My answer would be that yes, we can neglect them, since the angular impulse deriving from non impulsive forces will be close to zero when considering a small interval. So, again, we can say that the angular momentum will be approximately conserved wrt that specific pivot during the collisions if we choose to ignore, for instance, the torque due to gravity.

You have completely lost me with the description of this scenario.

I think that we have a rod which is connected to a horizontal hinge on one end. It is lying on a table so that it does not swing down to the vertical.

We fire a bullet vertically at the rod from from above. And for some reason we consider that the supporting force from the table does not become impulsive?!

The support force from the table most certainly will become impulsive in such a case.
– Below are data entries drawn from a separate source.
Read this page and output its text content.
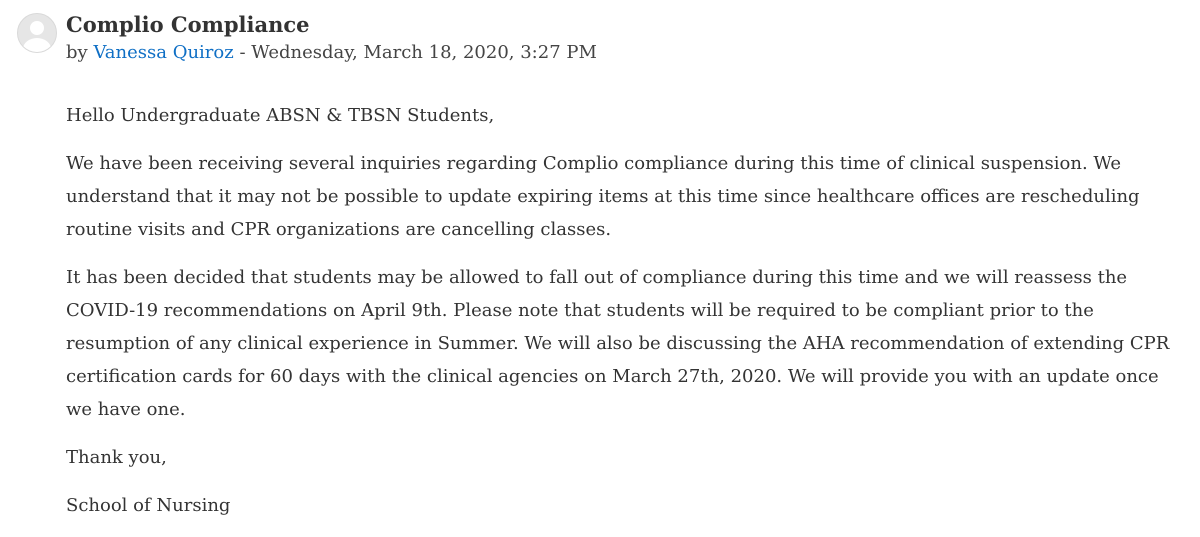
Complio Compliance
by Vanessa Quiroz - Wednesday, March 18, 2020, 3:27 PM

Hello Undergraduate ABSN & TBSN Students,

We have been receiving several inquiries regarding Complio compliance during this time of clinical suspension. We understand that it may not be possible to update expiring items at this time since healthcare offices are rescheduling routine visits and CPR organizations are cancelling classes.

It has been decided that students may be allowed to fall out of compliance during this time and we will reassess the COVID-19 recommendations on April 9th. Please note that students will be required to be compliant prior to the resumption of any clinical experience in Summer. We will also be discussing the AHA recommendation of extending CPR certification cards for 60 days with the clinical agencies on March 27th, 2020. We will provide you with an update once we have one.

Thank you,

School of Nursing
It is a constraint force. It will take on whatever value (including near-infinite impulsive values) is required to maintain the constraint.

 

[anon90]

You have completely lost me with the description of this scenario.

I think that we have a rod which is connected to a horizontal hinge on one end. It is lying on a table so that it does not swing down to the vertical.

We fire a bullet vertically at the rod from from above. And for some reason we consider that the supporting force from the table does not become impulsive?!

The support force from the table most certainly will become impulsive in such a case. It is a constraint force. It will take on whatever value (including near-infinite impulsive values) is required to maintain the constraint.

I'm sorry that the description was that confusing, I've looked for some pictures online that may describe my situation and I've found the attached one.
Basically, instead of having a hanging rod, said rod is laying on a horizontal plane, and then we hit one extreme with a flying bullet.
During the collision the hinge will exert an impulsive force for sure, since that's why the rod is not moving away, but its torque wrt the hinge will be zero. The torque due to the weight and the normal force will balance each other, and either way they're not aligned with the axis of rotation.
My doubt was regarding to the torque due to the weight of the flying bullet, just before the collision: granted, it is once again not aligned with the axis of rotation, and since the rod cannot swing down to the vertical, so now that I think about it again I'm not even sure why I am considering it at all.

This bad example aside though, my question was whether one can, in general, neglect the torque of non impulsive forces during a collision in order to conserve the angular momentum, the same way we neglect non impulsive forces for linear momentum.

 

[jbriggs444]

my question was whether one can, in general, neglect the torque of non impulsive forces during a collision in order to conserve the angular momentum, the same way we neglect non impulsive forces for linear momentum.

Yes, we can neglect non-impulsive forces for the duration of a brief collision, regardless of whether we are considering their effect on linear momentum or on angular momentum.